The earwig shudders, overcoming my paralyzing spell. It tries to buck me off, but I dig my toes in and drive a fist through the shell. I let magical warmth flood from my fingers. An electric shock crackles through the demon. It squeals, then collapses limply beneath me.
Beranabus and Kernel face the demon’s vulture-like head and interrogate it. I stay perched on its back, hand immersed in its gooey flesh, green blood staining my forearm, nose crinkled against the stench.
“What is it?” Beranabus shouts, punching the twisted head, then grabbing the beak. “What’s its real name? Where’s it from? How powerful is it? What are its plans?” He releases his hold and waits for an answer.

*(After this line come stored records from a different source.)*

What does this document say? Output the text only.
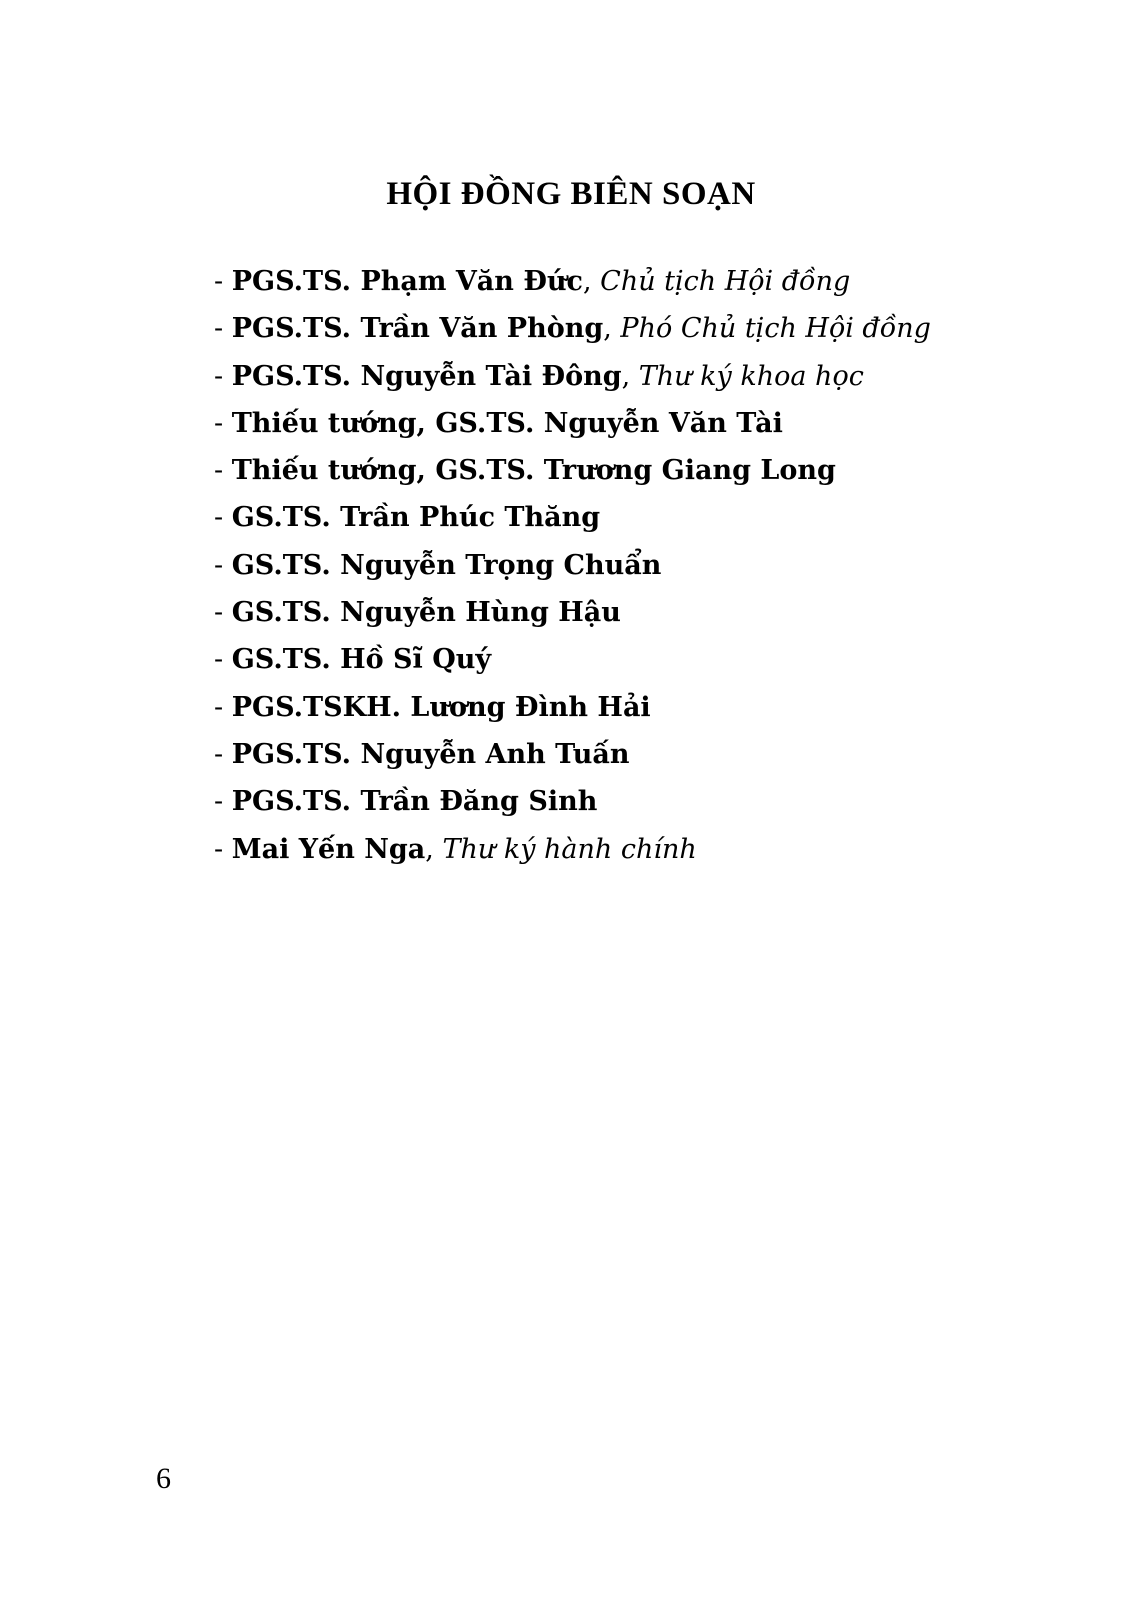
HỘI ĐỒNG BIÊN SOẠN
- PGS.TS. Phạm Văn Đức, Chủ tịch Hội đồng
- PGS.TS. Trần Văn Phòng, Phó Chủ tịch Hội đồng
- PGS.TS. Nguyễn Tài Đông, Thư ký khoa học
- Thiếu tướng, GS.TS. Nguyễn Văn Tài
- Thiếu tướng, GS.TS. Trương Giang Long
- GS.TS. Trần Phúc Thăng
- GS.TS. Nguyễn Trọng Chuẩn
- GS.TS. Nguyễn Hùng Hậu
- GS.TS. Hồ Sĩ Quý
- PGS.TSKH. Lương Đình Hải
- PGS.TS. Nguyễn Anh Tuấn
- PGS.TS. Trần Đăng Sinh
- Mai Yến Nga, Thư ký hành chính
6
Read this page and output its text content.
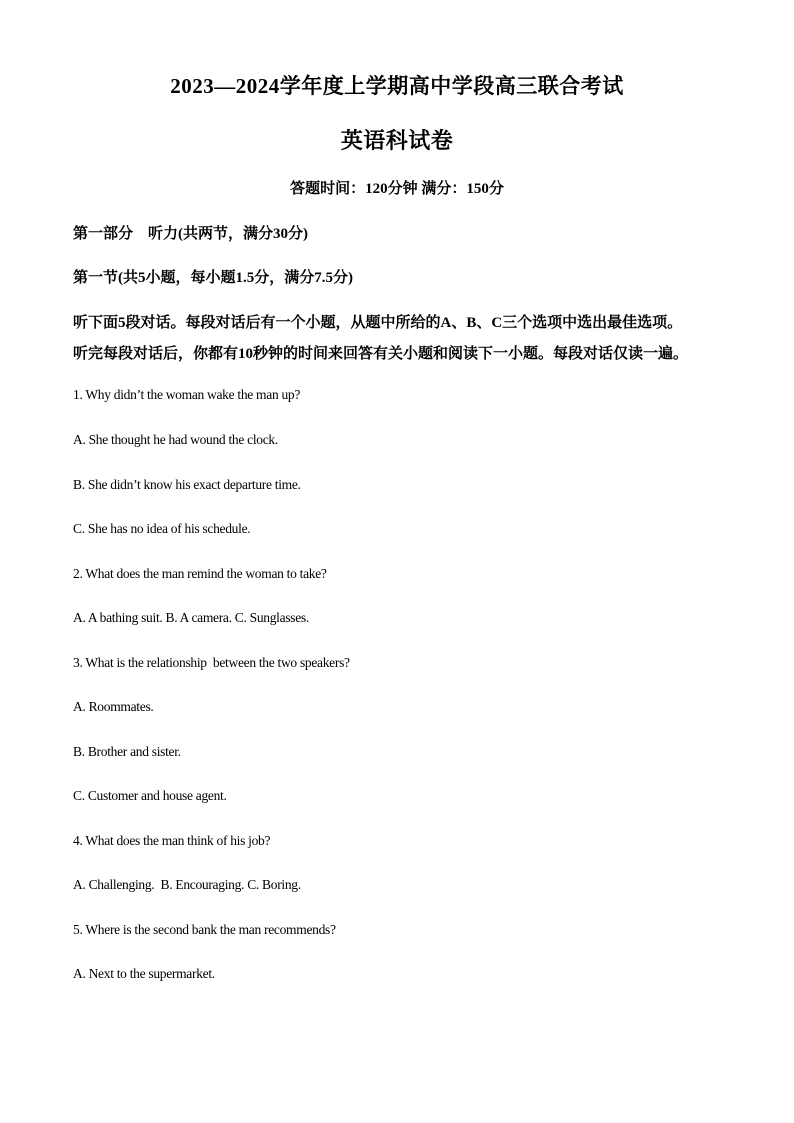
2023—2024学年度上学期高中学段高三联合考试
英语科试卷
答题时间：120分钟 满分：150分
第一部分　听力(共两节，满分30分)
第一节(共5小题，每小题1.5分，满分7.5分)
听下面5段对话。每段对话后有一个小题，从题中所给的A、B、C三个选项中选出最佳选项。
听完每段对话后，你都有10秒钟的时间来回答有关小题和阅读下一小题。每段对话仅读一遍。
1. Why didn’t the woman wake the man up?
A. She thought he had wound the clock.
B. She didn’t know his exact departure time.
C. She has no idea of his schedule.
2. What does the man remind the woman to take?
A. A bathing suit. B. A camera. C. Sunglasses.
3. What is the relationship  between the two speakers?
A. Roommates.
B. Brother and sister.
C. Customer and house agent.
4. What does the man think of his job?
A. Challenging.  B. Encouraging. C. Boring.
5. Where is the second bank the man recommends?
A. Next to the supermarket.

The demon only moans in response. There are thousands of demon languages. I can’t speak any, but there are spells you can cast to understand them. I generally don’t bother. I’m sure this demon knows no more about the mysterious Shadow than any of the hundreds we’ve tormented over the last however many months that we’ve been on this wild goose chase.
The Shadow is the name we’ve given to a demon of immense power. It’s a massive, pitch-black beast, seemingly stitched together out of patches of shadow, with hundreds of snake-like tentacles. Beranabus thinks it’s the greatest threat we’ve ever faced. Lord Loss — an old foe of mine — said the Shadow was going to destroy the world. When a demon master makes a prediction like that, only a fool doesn’t take note.
We’ve been searching for the monster ever since we first encountered it in a cave, on a night when I lost my brother, but saved the world. We’ve been trying to find out more about it by torturing creatures like this giant earwig. We know the Shadow has assembled an army of demons, promising them the destruction of mankind and even the end of death itself. But we don’t know who it is, where it comes from, exactly how powerful it is.
“This is your last chance,” Beranabus growls, taking a step back from the earwig. “Tell us what you know or we’ll kill you.”
The demon makes a series of spluttering noises. Beranabus and Kernel listen attentively while I scratch my neck and yawn again.
“The same old rubbish,” Kernel murmurs when the demon finishes.
“Unless it’s lying,” Beranabus says without any real hope.
The earwig babbles rapidly, panicked.
“Spare you?” Beranabus muses, as if it’s a novel idea. “Why should we?”
More squeaks and splutters.
“Very well,” Beranabus says after a short pause. “But if you discover something and don’t tell us…” There’s no need for him to finish. The magician is feared in this universe of horrors. The earwig knows the many kinds of hell we could put it through.